With over 11 years working as a bartender, Plain Spoke founder Tom Dufek knows the care and craftsmanship necessary for creating a solid mixed drink. He and his partner spent years studying the canned cocktail business, learning about key techniques like how to prevent accidental oxygen exposure, before launching their own creation.
"I wanted something that was a Bourbon Smash, not something that tasted like a Bourbon Smash," says Dufek. Plain Spoke achieved this goal by choosing legitimate lemon juice over citric acids and oils, and mint extract made from actual herbs. Also worth mentioning is the brand's Moscow Mule—the blend of mint, vodka, and lime is given just enough effervescence to make it the perfect option for a hot day on your neighbor's rooftop. Perhaps one of Plain Spoke's greatest innovations is its combo of spearmint and peppermint extracts—the end results give both the Moscow Mule and the Bourbon Smash a refreshing, herbaceous quality that you'd never expect to emerge from a can.
Food52 writer Emily Vikre got the idea for a canned French 75 shortly after her first son was born. It was a harried time, and when she finally had a moment to sit down with a friend, she realized just how badly she wanted a French 75, but without all the squeezing and shaking. Thus the "Frenchie" was born.
Vikre and her husband own a spirits company in Duluth, Minnesota, where they use the glacially-distilled water of Lake Superior. Frenchie combines the distillery's certified organic gin with a rosé from sustainable vineyards in California, fresh lemon juice, and homemade elderflower-esque liqueur. This canned version of a classic definitely tastes like a real cocktail and is best sipped, not chugged.
Brooklyn-based Interboro originally gained notoriety for its cloudy, succulent IPAs and pale ales, but is now earning a name in the craft cocktail scene.
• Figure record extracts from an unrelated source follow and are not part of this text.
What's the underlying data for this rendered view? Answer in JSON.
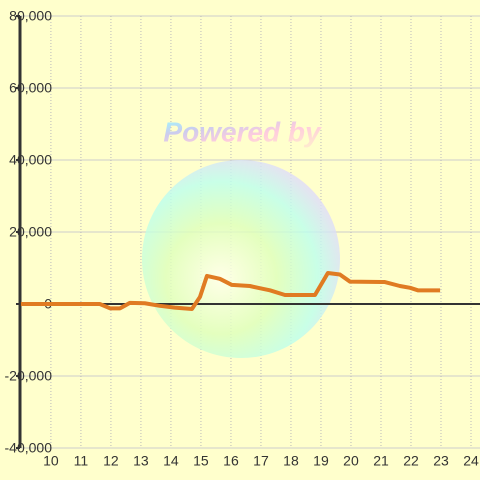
{
  "chart_data": {
    "type": "line",
    "watermark": "Powered by",
    "x": [
      9,
      11.63,
      11.97,
      12.3,
      12.63,
      13.13,
      13.63,
      14.13,
      14.7,
      14.97,
      15.2,
      15.63,
      16.03,
      16.63,
      16.9,
      17.3,
      17.8,
      18.8,
      19.23,
      19.63,
      19.97,
      21.13,
      21.63,
      21.97,
      22.23,
      22.97
    ],
    "values": [
      0,
      0,
      -1200,
      -1200,
      300,
      200,
      -500,
      -1000,
      -1400,
      2000,
      7800,
      7000,
      5300,
      5000,
      4500,
      3800,
      2500,
      2500,
      8600,
      8200,
      6200,
      6100,
      5000,
      4500,
      3800,
      3800
    ],
    "color": "#e07b22",
    "xlim": [
      8.97,
      24.3
    ],
    "ylim": [
      -40000,
      80000
    ],
    "xticks": [
      10,
      11,
      12,
      13,
      14,
      15,
      16,
      17,
      18,
      19,
      20,
      21,
      22,
      23,
      24
    ],
    "yticks": [
      {
        "value": -40000,
        "label": "-40,000"
      },
      {
        "value": -20000,
        "label": "-20,000"
      },
      0,
      {
        "value": 20000,
        "label": "20,000"
      },
      {
        "value": 40000,
        "label": "40,000"
      },
      {
        "value": 60000,
        "label": "60,000"
      },
      {
        "value": 80000,
        "label": "80,000"
      }
    ],
    "grid": true
  }
}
Perhaps the biggest strength of this offering from Interboro—another classic G&T—is its simplicity. Comprised solely of tonic water and the distillery's own Goodwill Hill gin, which features six distinct botanicals (angelica root, juniper berry, coriander, lemon peel, licorice, and black pepper), this canned cocktail doesn't need any bells and whistles to sing its anthem. While it's highly enjoyable straight from the can, you can enhance the premade potation by pouring it over ice and adding a twist of fresh lime.
It's no surprise that Cardinal Spirits, which was founded on the idea that alcohol can be used as a bridge to create human connection, jumped at the opportunity to bring its drinks outside the bar and into our hands. And while fusions can be tricky, this fun-focused brand nails the more tropical take on a classic Moscow Mule. Spicy ginger contrasts nicely with the not-too-sweet passion fruit, especially when rounded out with the company's light and slightly floral vodka. All that's missing is a background melody of steel drums—but we're sure you'll find a way to make do. Cardinal's Bramble Mule swaps out the passionfruit for raspberry and hibiscus, and to great effect.
Concocted by the brewers at Boulevard Beverage Co. in Kansas City, Missouri, Fling is a new craft cocktail brand with a handful of refreshing, easy-drinking cans. Its canned margarita is a twist on the original, sort of like the bubbly little sister to the boozy salt-rimmed concoctions you'd find in a good tequila bar. It's got the sweetness and fruit-forward flavor of a Jarritos Mexican soda, but with a hint of salt and the depth of agave tequila. They also make a gin and tonic with cucumber and lime, a rum Mai Tai, and a blood-orange vodka soda.